MonWnews.com, Surabaya – Gerakan Mahasiswa Nasional Indonesia (GMNI) FISIP UWKS bersilaturahmi ke Gusdurian Surabaya di Sekretariat Gusdurian Surabaya Jalan Ketintang 156, Kamis (29/3) malam.
Ketua Bidang Organisasi GMNI FISIP UWKS Dimas Pramoedya, mengatakan kunjungan ini merupakan salah satu rangkaian untuk membangun komunikasi serta komitmen bersama memperkuat rasa toleransi dan nasionalisme, khususnya di Surabaya.
“Gusdurian Surabaya merupakan salah satu bentuk komunitas yang ingin melanjutkan sifat-sifat tauladan Gus Dur. Seperti kami yang mengamini nafas api perjuangan Bung Karno, maka perlunya kita membangun komunikasi untuk gagasan kesepahaman dengan pondasi toleransi untuk Indonesia di masa depan,” kata Dimas.
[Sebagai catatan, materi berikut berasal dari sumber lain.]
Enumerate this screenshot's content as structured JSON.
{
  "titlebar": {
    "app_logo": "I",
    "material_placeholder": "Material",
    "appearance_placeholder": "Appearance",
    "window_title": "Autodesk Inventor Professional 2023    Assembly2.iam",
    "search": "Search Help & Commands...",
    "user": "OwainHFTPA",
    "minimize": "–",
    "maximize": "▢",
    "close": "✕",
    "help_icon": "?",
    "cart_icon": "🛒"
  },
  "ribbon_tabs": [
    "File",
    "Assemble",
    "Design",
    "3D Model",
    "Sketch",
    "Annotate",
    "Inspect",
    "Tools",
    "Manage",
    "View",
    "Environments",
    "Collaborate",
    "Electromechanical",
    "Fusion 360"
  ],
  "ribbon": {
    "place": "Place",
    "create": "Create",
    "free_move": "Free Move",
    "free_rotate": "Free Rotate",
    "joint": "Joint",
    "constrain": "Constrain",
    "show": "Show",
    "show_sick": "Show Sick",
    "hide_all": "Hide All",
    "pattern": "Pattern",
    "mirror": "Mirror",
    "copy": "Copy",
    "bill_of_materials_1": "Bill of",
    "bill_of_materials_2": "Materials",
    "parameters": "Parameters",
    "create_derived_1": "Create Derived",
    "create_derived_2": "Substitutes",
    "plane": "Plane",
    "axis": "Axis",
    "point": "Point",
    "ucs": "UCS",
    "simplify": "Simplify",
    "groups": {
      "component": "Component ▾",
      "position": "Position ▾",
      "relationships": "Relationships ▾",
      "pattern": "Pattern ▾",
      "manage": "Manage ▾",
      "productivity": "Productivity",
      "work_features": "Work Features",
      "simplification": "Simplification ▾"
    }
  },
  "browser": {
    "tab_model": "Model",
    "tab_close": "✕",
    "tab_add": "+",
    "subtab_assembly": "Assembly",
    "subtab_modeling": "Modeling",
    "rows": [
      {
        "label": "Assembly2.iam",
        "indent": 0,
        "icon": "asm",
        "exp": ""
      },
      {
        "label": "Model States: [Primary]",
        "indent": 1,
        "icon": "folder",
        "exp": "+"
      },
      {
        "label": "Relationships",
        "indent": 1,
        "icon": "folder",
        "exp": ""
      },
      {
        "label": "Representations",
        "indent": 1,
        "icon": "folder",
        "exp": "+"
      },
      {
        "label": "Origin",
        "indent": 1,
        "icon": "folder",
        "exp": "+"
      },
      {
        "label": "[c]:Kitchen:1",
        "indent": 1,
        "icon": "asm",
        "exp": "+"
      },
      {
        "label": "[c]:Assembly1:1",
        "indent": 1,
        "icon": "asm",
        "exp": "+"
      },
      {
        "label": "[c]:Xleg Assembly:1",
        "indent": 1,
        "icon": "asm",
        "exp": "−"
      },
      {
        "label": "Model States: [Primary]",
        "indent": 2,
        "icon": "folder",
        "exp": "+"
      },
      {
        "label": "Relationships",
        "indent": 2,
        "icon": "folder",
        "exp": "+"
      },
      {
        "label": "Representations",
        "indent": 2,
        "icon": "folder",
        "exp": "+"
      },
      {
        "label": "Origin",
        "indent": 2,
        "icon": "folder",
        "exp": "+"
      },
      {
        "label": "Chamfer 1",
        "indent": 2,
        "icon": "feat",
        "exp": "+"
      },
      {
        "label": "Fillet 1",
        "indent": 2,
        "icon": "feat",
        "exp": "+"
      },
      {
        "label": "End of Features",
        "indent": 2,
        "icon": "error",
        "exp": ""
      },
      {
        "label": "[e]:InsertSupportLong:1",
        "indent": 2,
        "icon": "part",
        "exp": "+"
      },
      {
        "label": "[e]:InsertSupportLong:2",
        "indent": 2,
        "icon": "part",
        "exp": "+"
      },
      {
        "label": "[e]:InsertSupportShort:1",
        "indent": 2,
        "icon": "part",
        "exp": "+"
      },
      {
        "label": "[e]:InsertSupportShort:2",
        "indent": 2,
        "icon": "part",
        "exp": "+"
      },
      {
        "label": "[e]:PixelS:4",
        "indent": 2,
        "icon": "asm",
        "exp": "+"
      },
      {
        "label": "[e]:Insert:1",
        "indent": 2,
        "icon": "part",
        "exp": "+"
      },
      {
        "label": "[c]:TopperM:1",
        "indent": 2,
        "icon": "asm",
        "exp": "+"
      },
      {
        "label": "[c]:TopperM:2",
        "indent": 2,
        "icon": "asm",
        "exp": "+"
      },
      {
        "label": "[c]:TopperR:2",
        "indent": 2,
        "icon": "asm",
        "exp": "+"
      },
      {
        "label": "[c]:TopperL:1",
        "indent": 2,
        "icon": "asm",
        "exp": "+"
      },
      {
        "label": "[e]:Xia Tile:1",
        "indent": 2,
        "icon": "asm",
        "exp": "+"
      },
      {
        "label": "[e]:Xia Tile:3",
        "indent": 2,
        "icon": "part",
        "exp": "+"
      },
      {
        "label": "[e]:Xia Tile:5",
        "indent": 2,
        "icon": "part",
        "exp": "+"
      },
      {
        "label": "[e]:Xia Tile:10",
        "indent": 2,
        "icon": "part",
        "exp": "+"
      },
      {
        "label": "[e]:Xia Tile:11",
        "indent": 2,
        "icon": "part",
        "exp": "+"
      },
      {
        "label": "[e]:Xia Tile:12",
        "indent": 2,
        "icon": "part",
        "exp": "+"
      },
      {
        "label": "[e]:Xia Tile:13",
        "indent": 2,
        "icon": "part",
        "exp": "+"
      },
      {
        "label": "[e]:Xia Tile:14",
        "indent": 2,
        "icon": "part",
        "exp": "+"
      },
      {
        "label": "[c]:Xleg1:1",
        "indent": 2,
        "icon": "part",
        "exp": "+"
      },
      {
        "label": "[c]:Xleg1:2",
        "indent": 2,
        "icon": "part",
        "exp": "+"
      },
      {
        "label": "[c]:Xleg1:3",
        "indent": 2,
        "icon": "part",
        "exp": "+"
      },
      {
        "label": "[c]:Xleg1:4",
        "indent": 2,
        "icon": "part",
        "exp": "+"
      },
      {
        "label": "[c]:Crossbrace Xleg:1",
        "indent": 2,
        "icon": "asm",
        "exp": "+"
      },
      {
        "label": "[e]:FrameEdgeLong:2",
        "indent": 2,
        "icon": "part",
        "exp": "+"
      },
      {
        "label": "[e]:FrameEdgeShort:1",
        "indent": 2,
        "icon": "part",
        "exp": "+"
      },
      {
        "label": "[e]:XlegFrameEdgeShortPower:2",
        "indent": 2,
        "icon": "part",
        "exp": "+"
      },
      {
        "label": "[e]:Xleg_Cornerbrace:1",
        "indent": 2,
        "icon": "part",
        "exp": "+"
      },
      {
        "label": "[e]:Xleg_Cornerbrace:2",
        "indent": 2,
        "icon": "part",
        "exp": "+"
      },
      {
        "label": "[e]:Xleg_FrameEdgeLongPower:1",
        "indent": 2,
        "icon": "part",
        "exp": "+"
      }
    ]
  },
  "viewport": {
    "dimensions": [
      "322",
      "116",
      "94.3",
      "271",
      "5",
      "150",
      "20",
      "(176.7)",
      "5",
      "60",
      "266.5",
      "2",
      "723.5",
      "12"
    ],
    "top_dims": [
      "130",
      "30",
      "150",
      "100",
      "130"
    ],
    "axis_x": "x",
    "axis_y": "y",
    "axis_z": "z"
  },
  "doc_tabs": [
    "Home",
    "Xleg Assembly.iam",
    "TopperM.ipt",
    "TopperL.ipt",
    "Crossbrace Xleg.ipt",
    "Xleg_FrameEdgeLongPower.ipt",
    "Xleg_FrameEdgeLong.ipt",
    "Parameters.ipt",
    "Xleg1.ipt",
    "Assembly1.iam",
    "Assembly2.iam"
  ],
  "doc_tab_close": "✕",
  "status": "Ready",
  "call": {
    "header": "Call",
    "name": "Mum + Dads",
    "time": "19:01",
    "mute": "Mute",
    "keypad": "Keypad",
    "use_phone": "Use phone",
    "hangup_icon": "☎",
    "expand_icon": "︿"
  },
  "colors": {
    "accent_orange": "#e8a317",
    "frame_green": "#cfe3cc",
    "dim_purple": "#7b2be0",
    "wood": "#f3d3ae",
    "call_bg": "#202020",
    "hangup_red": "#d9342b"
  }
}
Sementara itu, Koordinator Gusdurian Surabaya Sumriyah, mengapresiasi itikad GMNI FISIP UWKS dalam berkolaborasi dan menjaga toleransi.
“Silaturrahmi yang dilakukan GMNI FISIP UWKS ini sangat keren, karena di zaman sekarang, yang dibutuhkan adalah kolaborasi, saling menggandeng dan bersama2 membangun Surabaya. Semoga pertemuan ini menjadi pemersatu kebangsaan kita terutama dibidang kemanusiaan,” tutur Sumriyah.
Senada dengan Dimas, Sugih selaku kader GMNI FISIP UWKS berkata mengatakan bahwa kunjungan GMNI FISIP UWKS ke Gusdurian sebagai sikap merawat komitmen GMNI dalam merawat toleransi. Terlebih, Gusdurian Surabaya merupakan salah satu Komunitas yang berfokus pada isu-isu keberagaman dan nasionalisme.
“Sembilan nilai utama dari Gus Dur menjadi pondasi dan gerak langkah para Gusdurian untuk merawat dan melestarikan perjuangan Gus Dur. Dalam komunitas Gusdurian Surabaya juga berfokus pada 3 hal yakni Pendidikan, Toleransi dan Lingkungan. Fokusnya pada kegiatan kemanusiaan dan kegiatan minoritas dalam segi apapun termasuk advokasi,” tutup Sugi.